“Ideal” Diode Controller Tackles Active Rectification, Protects Automotive Rails

The word “ideal” is often used in introductory engineering classes as a starting point to describe a component. However, at some point in any actual project or design, reality sets in, as there’s no ideal op amp, diode, battery, or resistor, to call out a few examples. The real question is: “How close is it to ideal, and in what ways is it not?”  After all, a real diode has a forward voltage drop (V_F) between 0.6 to 0.8 V (and about half that for Schottky diodes), while an ideal diode has a drop of zero volts—along with temperature-related shifts as well.

That’s why it’s impressive to see how close to ideal IC designers have been able to achieve via clever design techniques and architectures, as in the case of the “ideal” diode. Though not the first ideal-diode controller, the Texas Instruments LM74720-Q1 and similar LM74721-Q1 provide high-performance active-diode control over a pair of external n-channel MOSFETs via a dual gate-drive topology. One of these MOSFETs is controlled to emulate an ideal diode while the other MOSFET is for power-path on/off control, inrush-current limiting, and overvoltage protection. 

The LM74720-Q1 is a 3- to 65-V ideal-diode controller with 27-µA I_Q (on)/<3-µA I_Q (off) for active rectification and load-dump protection. The similar LM74721-Q1 includes an integrated V_DS clamp feature that enables system designs to forgo a transient-voltage-suppression (TVS) diode for pulse suppression per automotive-standard ISO7637.

Why do you need an ideal rectifier in an automotive scenario? In vehicles powered by an internal combustion engine (ICE), an alternator provides power to the electrical system by charging the battery during normal runtime. This rectified alternator output voltage can contain an ac voltage ripple superimposed on the dc battery voltage and varies with engine speed, regulator duty cycle, and load variations.

The rectifier isn’t just for ICE vehicles, either: In fully electric or hybrid systems (EV/HEV), the entire electrical load goes through dc-dc converters where, in the absence of a power-supply line choke, the output voltage of the dc-dc converter can inject an ac voltage ripple superimposed on the dc output voltage.

In a basic configuration of the LM74720-Q1, the voltage drop across the MOSFET is continuously monitored between the A and C pins, and the GATE to A voltage is adjusted as needed to regulate the forward voltage drop at 17 mV (typical) (Fig. 1).

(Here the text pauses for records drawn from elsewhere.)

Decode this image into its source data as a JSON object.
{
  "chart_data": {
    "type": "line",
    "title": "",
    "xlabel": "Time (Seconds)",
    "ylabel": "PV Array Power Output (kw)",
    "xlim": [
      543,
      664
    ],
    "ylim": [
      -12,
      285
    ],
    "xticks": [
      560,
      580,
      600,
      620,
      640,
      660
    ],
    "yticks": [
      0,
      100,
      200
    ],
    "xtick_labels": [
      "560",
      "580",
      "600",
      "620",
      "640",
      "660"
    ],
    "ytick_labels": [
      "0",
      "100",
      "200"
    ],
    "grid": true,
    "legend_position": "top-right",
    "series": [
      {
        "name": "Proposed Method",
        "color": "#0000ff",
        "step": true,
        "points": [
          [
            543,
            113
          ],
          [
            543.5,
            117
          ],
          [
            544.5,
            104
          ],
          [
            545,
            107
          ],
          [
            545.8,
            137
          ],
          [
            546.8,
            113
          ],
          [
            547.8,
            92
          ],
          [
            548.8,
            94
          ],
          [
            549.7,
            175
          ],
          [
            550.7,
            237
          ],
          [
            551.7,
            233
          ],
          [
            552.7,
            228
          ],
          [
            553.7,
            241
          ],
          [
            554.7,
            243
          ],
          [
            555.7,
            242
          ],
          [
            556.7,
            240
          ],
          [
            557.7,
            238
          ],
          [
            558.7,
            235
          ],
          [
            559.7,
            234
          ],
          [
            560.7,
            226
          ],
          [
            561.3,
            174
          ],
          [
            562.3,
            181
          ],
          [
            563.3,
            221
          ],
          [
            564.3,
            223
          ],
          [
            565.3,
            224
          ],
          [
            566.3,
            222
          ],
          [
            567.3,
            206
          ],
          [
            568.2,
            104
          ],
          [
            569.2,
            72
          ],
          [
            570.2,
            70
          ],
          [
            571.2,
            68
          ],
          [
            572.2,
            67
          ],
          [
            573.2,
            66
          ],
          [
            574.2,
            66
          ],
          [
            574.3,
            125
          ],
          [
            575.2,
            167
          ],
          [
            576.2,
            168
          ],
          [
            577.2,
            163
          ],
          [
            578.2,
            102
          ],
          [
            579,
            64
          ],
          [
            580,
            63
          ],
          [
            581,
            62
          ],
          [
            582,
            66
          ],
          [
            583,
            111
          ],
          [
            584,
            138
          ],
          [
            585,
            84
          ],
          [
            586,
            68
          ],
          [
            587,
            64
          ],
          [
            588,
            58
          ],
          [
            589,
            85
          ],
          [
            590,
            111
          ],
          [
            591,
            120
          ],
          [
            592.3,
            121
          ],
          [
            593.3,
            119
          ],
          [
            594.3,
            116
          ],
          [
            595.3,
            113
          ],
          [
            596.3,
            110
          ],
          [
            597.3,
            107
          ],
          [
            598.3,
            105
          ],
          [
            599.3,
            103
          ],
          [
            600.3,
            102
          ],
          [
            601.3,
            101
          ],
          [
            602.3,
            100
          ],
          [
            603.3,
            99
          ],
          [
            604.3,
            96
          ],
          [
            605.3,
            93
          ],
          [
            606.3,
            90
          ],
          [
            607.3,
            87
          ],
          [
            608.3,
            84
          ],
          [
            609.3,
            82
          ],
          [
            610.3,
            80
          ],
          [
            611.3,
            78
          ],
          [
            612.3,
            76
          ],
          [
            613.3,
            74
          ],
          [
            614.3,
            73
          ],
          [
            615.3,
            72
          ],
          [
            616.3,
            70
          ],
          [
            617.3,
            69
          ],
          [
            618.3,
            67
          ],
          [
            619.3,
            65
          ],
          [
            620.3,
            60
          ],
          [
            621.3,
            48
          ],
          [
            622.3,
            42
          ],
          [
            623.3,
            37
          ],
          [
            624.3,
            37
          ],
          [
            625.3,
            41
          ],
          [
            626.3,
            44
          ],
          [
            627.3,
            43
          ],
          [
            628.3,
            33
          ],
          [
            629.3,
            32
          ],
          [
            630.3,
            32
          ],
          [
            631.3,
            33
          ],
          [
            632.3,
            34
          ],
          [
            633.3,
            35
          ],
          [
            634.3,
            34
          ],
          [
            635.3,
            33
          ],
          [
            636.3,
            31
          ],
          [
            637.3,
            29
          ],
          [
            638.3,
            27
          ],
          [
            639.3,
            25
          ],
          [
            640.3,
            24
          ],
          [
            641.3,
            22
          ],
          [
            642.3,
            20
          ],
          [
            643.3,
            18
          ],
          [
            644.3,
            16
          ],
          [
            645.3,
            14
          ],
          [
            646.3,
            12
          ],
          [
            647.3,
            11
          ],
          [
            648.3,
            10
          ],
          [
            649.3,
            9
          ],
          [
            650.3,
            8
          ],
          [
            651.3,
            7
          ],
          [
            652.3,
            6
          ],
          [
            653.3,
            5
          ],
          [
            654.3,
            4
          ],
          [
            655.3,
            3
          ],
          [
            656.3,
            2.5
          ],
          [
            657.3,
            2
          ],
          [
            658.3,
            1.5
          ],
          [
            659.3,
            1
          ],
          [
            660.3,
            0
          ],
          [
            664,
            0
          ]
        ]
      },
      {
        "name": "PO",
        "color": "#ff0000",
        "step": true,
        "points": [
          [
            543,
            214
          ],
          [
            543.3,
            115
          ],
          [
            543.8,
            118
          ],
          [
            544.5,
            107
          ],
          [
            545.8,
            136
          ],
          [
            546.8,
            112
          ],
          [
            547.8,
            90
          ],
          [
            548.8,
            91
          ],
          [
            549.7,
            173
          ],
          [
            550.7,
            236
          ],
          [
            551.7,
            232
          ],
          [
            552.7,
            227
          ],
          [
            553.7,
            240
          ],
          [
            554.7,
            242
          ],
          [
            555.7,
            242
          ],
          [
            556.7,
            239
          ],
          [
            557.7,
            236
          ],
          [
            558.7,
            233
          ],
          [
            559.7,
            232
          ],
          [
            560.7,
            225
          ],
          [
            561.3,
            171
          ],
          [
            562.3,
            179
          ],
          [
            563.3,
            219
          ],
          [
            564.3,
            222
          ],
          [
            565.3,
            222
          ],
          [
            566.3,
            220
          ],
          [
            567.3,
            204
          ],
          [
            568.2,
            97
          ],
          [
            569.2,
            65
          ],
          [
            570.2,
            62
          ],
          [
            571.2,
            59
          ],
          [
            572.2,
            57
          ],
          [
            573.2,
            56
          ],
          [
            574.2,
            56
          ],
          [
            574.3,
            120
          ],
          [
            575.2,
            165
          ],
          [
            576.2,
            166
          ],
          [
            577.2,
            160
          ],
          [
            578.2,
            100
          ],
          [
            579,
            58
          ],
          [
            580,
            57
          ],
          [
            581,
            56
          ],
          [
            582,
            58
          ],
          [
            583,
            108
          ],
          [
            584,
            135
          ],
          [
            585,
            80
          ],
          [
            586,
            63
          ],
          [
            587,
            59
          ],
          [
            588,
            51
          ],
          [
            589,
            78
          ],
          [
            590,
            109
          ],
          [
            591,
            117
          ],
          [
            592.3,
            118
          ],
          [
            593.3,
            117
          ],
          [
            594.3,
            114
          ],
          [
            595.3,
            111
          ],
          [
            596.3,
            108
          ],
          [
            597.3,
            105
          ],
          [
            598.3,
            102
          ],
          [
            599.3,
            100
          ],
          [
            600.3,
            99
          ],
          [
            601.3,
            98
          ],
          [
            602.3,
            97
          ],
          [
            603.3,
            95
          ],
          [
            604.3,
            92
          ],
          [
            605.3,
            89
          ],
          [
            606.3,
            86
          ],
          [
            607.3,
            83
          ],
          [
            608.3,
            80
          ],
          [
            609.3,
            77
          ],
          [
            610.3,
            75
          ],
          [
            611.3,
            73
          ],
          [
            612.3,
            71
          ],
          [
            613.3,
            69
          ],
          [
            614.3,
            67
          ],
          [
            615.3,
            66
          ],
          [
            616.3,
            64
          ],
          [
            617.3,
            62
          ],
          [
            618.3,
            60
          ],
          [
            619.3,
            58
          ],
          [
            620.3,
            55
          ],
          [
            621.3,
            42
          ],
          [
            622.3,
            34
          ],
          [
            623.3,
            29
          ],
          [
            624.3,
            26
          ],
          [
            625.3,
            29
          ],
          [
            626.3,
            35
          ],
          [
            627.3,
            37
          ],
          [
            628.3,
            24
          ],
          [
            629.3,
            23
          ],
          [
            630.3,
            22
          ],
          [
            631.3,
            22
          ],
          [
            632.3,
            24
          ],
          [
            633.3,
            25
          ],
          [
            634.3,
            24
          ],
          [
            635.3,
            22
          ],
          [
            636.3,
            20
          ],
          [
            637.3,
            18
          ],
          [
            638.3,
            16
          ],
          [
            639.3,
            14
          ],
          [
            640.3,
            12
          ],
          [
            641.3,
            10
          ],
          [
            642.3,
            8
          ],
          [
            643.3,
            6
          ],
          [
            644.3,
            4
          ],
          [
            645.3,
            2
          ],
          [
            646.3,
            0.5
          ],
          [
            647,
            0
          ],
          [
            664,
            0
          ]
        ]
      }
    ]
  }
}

An enhanced configuration adds reverse-battery protection, overvoltage protection, and inrush-current limiting (Fig. 2).

Housed in 12-lead, 3- × 3-mm WSON packages and priced at under $1 (1,000 pieces), these automotive-focused ICs meet stringent AEC-Q100 requirements, of course, as well as the other automotive-related mandates for protection and voltage surges (and there are many). in addition to the 30-page LM74720-Q1 and 27-page LM74721-Q1 datasheets, there’s also the LM7472EVM evaluation board and its comprehensive 25-page User’s Guide for further hands-on exploration (Fig. 3).

For those not familiar with the need for active rectification or its implementation, Texas Instruments also has an informative four-page application brief “Active Rectification and its Advantages in Automotive ECU Designs.”